Vor 30 Jahren feierte die Serie "Holocaust" im deutschen Fernsehen Premiere

Judenermordung als Familiengeschichte

Filme über die Gräuel der nationalsozialistischen Vernichtungslager sind in deutschen Kinos und Wohnstuben schon länger nichts Besonderes mehr. Vor 30 Jahren war das anders, als die Fernsehserie "Holocaust" Premiere feierte.

Autor/in:
Guido Bee
 (DR)

Zwar war die Ermordung der europäischen Juden damals bereits in zahlreichen Fernsehbeiträgen dargestellt worden. Doch diese Sendungen waren allesamt dokumentarischer Natur und erreichten nur in begrenztem Maße das Vorstellungsvermögen der Zuschauer.

Dann aber kam "Holocaust", eine in den USA von der NBC produzierte Fernsehserie von Marvin Chomsky, die weltweit Aufsehen erregte, weil sie sich der Thematik im Genre der Familiengeschichte näherte.

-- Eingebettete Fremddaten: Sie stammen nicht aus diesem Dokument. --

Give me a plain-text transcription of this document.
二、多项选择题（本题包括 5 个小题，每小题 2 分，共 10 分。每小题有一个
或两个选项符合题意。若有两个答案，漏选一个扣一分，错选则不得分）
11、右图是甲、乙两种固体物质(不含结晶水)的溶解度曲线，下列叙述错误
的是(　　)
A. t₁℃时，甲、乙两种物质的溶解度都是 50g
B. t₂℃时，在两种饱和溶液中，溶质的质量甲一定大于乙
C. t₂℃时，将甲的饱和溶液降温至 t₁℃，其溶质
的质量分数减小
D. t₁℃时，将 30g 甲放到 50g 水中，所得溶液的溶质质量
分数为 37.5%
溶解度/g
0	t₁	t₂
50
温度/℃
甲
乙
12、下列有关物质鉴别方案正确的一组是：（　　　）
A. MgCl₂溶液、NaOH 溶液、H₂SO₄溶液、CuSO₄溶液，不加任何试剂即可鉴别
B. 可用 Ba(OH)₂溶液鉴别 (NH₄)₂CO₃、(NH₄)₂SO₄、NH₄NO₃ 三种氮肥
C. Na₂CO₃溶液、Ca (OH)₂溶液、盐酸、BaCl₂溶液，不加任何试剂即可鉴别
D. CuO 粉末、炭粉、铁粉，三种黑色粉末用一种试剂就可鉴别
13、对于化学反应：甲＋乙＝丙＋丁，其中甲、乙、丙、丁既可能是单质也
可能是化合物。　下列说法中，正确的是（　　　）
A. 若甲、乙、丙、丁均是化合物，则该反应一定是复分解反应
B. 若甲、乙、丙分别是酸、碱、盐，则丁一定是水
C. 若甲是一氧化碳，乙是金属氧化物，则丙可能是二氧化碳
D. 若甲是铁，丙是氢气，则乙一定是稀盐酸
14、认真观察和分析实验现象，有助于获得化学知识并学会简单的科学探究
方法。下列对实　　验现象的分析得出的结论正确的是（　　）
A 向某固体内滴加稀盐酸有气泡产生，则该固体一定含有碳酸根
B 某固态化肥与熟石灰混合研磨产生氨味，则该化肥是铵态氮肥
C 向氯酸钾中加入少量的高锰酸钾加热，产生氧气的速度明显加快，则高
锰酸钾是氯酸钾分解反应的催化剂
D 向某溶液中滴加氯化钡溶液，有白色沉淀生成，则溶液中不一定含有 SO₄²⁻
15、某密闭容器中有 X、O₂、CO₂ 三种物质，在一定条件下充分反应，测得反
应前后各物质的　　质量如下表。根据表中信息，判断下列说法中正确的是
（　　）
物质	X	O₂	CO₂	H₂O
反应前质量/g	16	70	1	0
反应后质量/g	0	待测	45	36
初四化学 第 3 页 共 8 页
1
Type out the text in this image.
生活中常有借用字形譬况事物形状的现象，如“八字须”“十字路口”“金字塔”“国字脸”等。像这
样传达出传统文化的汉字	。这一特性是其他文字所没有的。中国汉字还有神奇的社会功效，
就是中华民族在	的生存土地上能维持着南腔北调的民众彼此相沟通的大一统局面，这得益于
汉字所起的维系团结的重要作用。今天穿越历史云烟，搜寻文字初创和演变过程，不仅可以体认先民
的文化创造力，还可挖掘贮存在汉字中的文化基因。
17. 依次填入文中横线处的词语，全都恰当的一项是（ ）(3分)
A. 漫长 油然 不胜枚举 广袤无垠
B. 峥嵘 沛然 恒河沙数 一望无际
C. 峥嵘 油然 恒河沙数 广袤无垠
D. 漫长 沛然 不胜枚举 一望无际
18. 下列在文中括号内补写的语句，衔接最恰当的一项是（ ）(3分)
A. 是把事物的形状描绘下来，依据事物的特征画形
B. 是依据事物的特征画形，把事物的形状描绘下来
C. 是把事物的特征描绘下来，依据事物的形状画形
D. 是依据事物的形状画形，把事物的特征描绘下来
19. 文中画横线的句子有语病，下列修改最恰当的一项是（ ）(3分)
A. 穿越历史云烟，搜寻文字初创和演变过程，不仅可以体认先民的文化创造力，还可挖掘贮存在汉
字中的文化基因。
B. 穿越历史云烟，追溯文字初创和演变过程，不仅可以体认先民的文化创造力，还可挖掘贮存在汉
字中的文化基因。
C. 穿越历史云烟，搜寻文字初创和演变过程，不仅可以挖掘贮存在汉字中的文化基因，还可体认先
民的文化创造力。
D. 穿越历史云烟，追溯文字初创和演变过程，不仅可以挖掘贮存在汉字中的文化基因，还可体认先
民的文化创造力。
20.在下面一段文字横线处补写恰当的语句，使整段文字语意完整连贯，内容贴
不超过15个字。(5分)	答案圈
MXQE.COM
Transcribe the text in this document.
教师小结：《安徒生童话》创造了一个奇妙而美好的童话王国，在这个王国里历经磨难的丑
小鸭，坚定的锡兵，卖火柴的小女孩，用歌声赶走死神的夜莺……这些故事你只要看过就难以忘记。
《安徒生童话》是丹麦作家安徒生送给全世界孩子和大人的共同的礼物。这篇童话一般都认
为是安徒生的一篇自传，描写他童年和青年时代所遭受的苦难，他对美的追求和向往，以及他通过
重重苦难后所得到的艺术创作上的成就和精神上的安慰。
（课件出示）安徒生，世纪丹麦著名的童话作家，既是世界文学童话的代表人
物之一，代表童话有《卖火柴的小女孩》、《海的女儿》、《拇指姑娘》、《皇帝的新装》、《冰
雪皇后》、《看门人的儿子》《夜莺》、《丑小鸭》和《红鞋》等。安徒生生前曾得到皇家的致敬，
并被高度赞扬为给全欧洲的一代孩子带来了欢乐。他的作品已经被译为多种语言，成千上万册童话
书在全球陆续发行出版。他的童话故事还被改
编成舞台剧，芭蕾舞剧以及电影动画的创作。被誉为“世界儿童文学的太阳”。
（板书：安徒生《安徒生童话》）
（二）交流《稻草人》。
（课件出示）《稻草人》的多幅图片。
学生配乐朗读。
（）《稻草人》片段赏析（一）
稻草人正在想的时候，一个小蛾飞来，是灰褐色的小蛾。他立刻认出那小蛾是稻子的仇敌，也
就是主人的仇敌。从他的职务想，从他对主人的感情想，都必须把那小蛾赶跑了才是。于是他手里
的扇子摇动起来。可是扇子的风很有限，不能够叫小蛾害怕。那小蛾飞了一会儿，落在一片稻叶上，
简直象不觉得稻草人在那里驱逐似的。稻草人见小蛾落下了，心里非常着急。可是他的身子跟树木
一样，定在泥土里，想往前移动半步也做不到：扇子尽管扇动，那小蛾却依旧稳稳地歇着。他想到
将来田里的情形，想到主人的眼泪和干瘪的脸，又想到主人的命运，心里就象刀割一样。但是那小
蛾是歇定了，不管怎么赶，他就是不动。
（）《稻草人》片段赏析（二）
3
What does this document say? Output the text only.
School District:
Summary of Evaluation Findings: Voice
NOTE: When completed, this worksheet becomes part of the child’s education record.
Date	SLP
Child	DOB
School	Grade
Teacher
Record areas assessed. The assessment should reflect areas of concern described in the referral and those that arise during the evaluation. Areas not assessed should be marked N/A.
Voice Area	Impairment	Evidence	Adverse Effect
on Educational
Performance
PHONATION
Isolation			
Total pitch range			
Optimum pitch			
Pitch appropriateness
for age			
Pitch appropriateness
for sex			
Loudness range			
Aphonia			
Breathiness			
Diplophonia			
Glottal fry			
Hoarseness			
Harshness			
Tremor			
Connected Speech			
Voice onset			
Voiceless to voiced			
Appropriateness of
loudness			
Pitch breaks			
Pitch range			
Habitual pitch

Das Schicksal der fiktiven jüdischen Familie Weiss führte dem Zuschauer unterschiedliche Formen der Verfolgung und Vernichtung der Juden vor Augen. Parallel dazu wurde die Geschichte des ebenfalls fiktiven Erik Dorf erzählt, der im NS-Regime Karriere macht und als Adjutant des Chefs des Reichssicherheitshauptamtes (RSHA), Reinhard Heydrich, die Massenvernichtung organisiert.

Der aufwendig produzierte Vierteiler, in dem Stars wie James Woods und Meryl Streep mitwirkten, wurde im Januar 1978 in den USA ausgestrahlt. Es verging ein Jahr, bis "Holocaust" auch im deutschen Fernsehen zu sehen war. Nachdem die ARD nach heftigen internen Debatten auf eine Ausstrahlung im Ersten Programm verzichtete, wurde die Serie vom 21. bis 26. Januar 1979 in den Dritten Programmen gezeigt. Die Resonanz war gewaltig und übertraf die Erwartungen bei
weitem: Von 31 Prozent beim ersten Teil stieg die Einschaltquote auf 40 Prozent beim letzten Teil; selbst die jeweils nachgeschaltete Diskussionssendung "Anruf erwünscht" erreichte noch eine Beteiligung von 18 Prozent.

Kontroverse nach der Ausstrahlung
Die kontroverse Diskussion im Anschluss an die Ausstrahlung entzündete sich vor allem an den ästhetischen Mängeln der Serie. Tatsächlich war die Machart von "Holocaust" überaus konventionell. Die Dramaturgie krankte an dem Problem, alle Facetten der Nazi-Diktatur an einer einzigen Familie sichtbar machen zu müssen. Und die vielfachen melodramatischen Einschübe trugen überdies zur Verfälschung und Verharmlosung der Massentötungen bei.

Wegen der großen emotionalen Wirkung der Serie hatten Kritiker, die auf ihre künstlerische Dürftigkeit hinwiesen, jedoch einen schweren Stand. Einschaltquoten und Zuschauerpost sprachen eine eigene Sprache. Der Erfolg von "Holocaust" war nachhaltig für das deutsche Fernsehen der 80er Jahre, das nun immer mehr auf Stoffe aus der deutschen Geschichte setzte, die anhand von Einzelschicksalen erzählt wurden. Künstlerisch ungleich bedeutendere Projekte wie "Heimat" von Edgar Reitz, "Rote Erde" von Klaus Emmerich und "Väter und Söhne" von Bernhard Sinkel sind ohne diesen Vorläufer nicht zu denken.

Hinsichtlich der filmischen Darstellung der Nazi-Gräuel erzielte "Holocaust" einen Dammbruch. Die Vernichtung der Juden galt nun als filmerzählerisch vermittelbar. Auf dieser Basis konnten Werke wie Steven Spielbergs "Schindlers Liste" (1993) oder Roberto Benignis "Das Leben ist schön" (1997) aufbauen.